3.      Aktuelle Rahmenbedingungen der Klassenraumgestaltung


Historische Wurzeln sind eine Quelle moderner Klassenzimmergestaltung. Darüber hinaus sind jedoch die momentane gesellschaftliche Situation in Deutschland, sowie gesetzliche Rahmenbedingungen des Schulbaus zu berücksichtigen. Dadurch entsteht ein objektives Bild der pädagogischen, aber auch der gesetzlichen Anforderungen an heutige Klassenräume.

 

3.1      Gesellschaftliche Rahmenbedingungen - Veränderte Kindheit


„Seit in der Bundesrepublik die Geburtenrate drastisch zurückgegangen ist – etwa um die Hälfte in den vergangenen 20 Jahren –, ist das öffentliche Interesse an Kindheit und an Kindern erheblich gestiegen.“ (Fölling-Albers 1995, S. 13). Als Kindheit wird heute der Lebensabschnitt von der Geburt bis zum Beginn der Pubertät bezeichnet. Historisch betrachtet ist der Begriff in den westlichen Industrieländern als qualitativ eigenständige Entwicklungs- und bewusste Erziehungsphase erst seit wenigen hundert Jahren gesellschaftlich anerkannt. Unter den Stichwörtern „Veränderte Kindheit“ oder „Kindheit im Wandel“ stehen die stark veränderten gesellschaftlichen Bedingungen des Aufwachsens der Kinder seit den 1970er Jahren bis heute im Mittelpunkt pädagogischer Diskussionen (vgl. Fölling Albers 2004b, S. 230f.). Wesentliche Merkmale veränderter Kindheit sind:

-         die Pluralisierung der Lebens- und Familienformen;

-         eine zunehmende Müttererwerbstätigkeit;

-         die Liberalisierung der Erziehungsnormen und -stile;

-         höhere Bildungserwartungen an die Kinder;

-         gestiegener Wohlstand und erweiterte Konsummöglichkeiten;

-         mehr institutionalisierte Förder- und Freizeitangebote;

-         kleiner gewordene Spielgruppen;

-         das Aufwachsen in einer kulturell und ethnisch pluralen Gesellschaft;

-         die Erfahrungen mit neuen Medien (vgl. ebd., S. 231).
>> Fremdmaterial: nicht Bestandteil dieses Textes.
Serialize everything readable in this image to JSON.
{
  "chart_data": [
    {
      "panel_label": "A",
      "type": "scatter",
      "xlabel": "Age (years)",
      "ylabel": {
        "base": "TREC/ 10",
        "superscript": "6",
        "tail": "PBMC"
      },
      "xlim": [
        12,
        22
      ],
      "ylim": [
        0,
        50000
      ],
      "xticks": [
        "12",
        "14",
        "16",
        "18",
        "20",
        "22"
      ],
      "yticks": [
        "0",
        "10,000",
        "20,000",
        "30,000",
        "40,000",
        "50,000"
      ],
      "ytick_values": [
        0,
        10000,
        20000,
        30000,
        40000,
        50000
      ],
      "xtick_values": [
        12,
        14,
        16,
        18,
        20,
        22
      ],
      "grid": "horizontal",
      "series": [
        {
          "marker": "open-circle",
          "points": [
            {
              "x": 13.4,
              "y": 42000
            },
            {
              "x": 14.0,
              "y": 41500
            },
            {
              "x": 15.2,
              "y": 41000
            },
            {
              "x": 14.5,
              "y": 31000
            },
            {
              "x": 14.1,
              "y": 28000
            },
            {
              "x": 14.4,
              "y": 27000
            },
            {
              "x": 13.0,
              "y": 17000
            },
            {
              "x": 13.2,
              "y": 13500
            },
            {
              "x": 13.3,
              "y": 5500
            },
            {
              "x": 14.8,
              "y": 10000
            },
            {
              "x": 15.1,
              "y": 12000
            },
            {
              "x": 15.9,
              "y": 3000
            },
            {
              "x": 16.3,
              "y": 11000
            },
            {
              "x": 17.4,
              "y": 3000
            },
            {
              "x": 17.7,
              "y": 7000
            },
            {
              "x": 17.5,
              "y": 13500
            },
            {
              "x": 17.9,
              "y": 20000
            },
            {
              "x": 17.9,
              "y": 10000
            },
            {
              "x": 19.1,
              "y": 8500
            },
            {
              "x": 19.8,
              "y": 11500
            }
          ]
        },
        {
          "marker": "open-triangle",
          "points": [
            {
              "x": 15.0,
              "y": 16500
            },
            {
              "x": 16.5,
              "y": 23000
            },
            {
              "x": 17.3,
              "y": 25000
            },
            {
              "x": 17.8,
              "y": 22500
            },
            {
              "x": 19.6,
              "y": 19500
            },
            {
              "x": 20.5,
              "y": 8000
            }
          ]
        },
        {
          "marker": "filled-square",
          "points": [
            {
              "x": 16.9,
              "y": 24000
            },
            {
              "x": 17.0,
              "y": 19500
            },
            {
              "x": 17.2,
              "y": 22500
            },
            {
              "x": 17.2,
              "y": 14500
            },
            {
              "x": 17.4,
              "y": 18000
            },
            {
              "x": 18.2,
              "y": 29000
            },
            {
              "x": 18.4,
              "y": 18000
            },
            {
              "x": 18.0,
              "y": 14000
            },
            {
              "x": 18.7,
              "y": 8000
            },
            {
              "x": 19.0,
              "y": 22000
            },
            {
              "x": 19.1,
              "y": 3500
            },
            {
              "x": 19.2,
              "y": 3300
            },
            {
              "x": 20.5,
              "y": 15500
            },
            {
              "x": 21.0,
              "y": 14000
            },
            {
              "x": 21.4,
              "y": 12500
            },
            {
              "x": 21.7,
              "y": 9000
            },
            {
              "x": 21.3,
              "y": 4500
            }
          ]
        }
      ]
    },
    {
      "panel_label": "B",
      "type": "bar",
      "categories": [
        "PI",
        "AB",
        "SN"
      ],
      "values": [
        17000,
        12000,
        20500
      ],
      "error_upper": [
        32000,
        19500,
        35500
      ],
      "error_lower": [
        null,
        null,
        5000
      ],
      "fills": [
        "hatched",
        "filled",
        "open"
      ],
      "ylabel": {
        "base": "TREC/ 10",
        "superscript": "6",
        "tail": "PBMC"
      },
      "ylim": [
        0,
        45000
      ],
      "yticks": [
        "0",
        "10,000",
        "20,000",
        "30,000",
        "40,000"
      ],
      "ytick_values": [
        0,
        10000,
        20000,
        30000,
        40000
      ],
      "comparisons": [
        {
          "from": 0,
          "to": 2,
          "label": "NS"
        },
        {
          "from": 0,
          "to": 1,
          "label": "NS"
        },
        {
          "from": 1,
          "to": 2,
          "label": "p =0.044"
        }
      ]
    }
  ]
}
-         Um die daraus resultierenden Anforderungen an heutige Schulräume herauszufinden, genügt es eine Auswahl der genannten Punkte näher zu erläutern.

 

a)      Die Liberalisierung der Erziehungsnormen und -stile

Erziehung orientiert sich heute mehr und mehr an wissenschaftlichen Konzepten und ist durch eine gesamtgesellschaftliche Liberalisierung in den Beziehungen zwischen Kindern und Erwachsenen gekennzeichnet. Die Abkehr von puritanischen Erziehungstraditionen und die damit verbundene Hinwendung zu mehr kindlicher Eigenständigkeit werden in einer kindzentrierten, allerdings auch unsicheren Erziehungspraxis deutlich. Von der Familie wird durch die neuen Erziehungskonzepte ein ständiger Wandel gefordert, während im gesamtgesellschaftlichen Umfeld kaum Bereitschaft zur Veränderung besteht und Kriterien der Leistung sowie der Zweckrationalität dominieren. Hinzu kommt, dass die eigene Biografie individueller geplant und realisiert werden kann, während früher gesellschaftlich vorbestimmte Schicksale die Regel waren (vgl. Fölling-Albers 1995, S. 70f.).

Der wachsenden Autonomie des Kindes sowie der damit verbundenen Herausforderung der Selbstdisziplinierung muss die Schule mit veränderten Interaktionsstilen in Unterricht und Erziehung begegnen: durch Einführung von Gruppenarbeit, „offenem Unterricht“, Klassenkonferenzen bzw. kooperativer Verhaltensmodifikation, die höhere Anforderungen an die Autonomie und Selbststeuerung der Beteiligten stellen. (vgl. Sieland 2004, S. 133). Die Realisierung solcher Arbeitsformen erfordert Veränderungen in der Gestaltung des Klassenraums.

b)      Erweiterte Konsummöglichkeiten und die Erfahrung mit neuen Medien

Kinder wachsen heute in veränderten gesellschaftlichen Verhältnissen auf: „Die Reizüberflutung durch Konsum, Verkehr und Medien zeigt ihre Wirkung. (…) Viele Kinder haben einen Fernseher, ein Radio, einen Walkman und einen Computer, durch die Erlebnisse häufig aus zweiter Hand vermittelt werden.“ (Fischer 1993, S. 27). Mangelnde Konzentrationsfähigkeit ist die Folge dieser reizintensiven Beschäftigungen, die das Verarbeitungsvermögen des Kindes übersteigen. Zudem entsteht ein Ungleichgewicht zwischen Eindrücken und Ausdrucksmöglichkeiten.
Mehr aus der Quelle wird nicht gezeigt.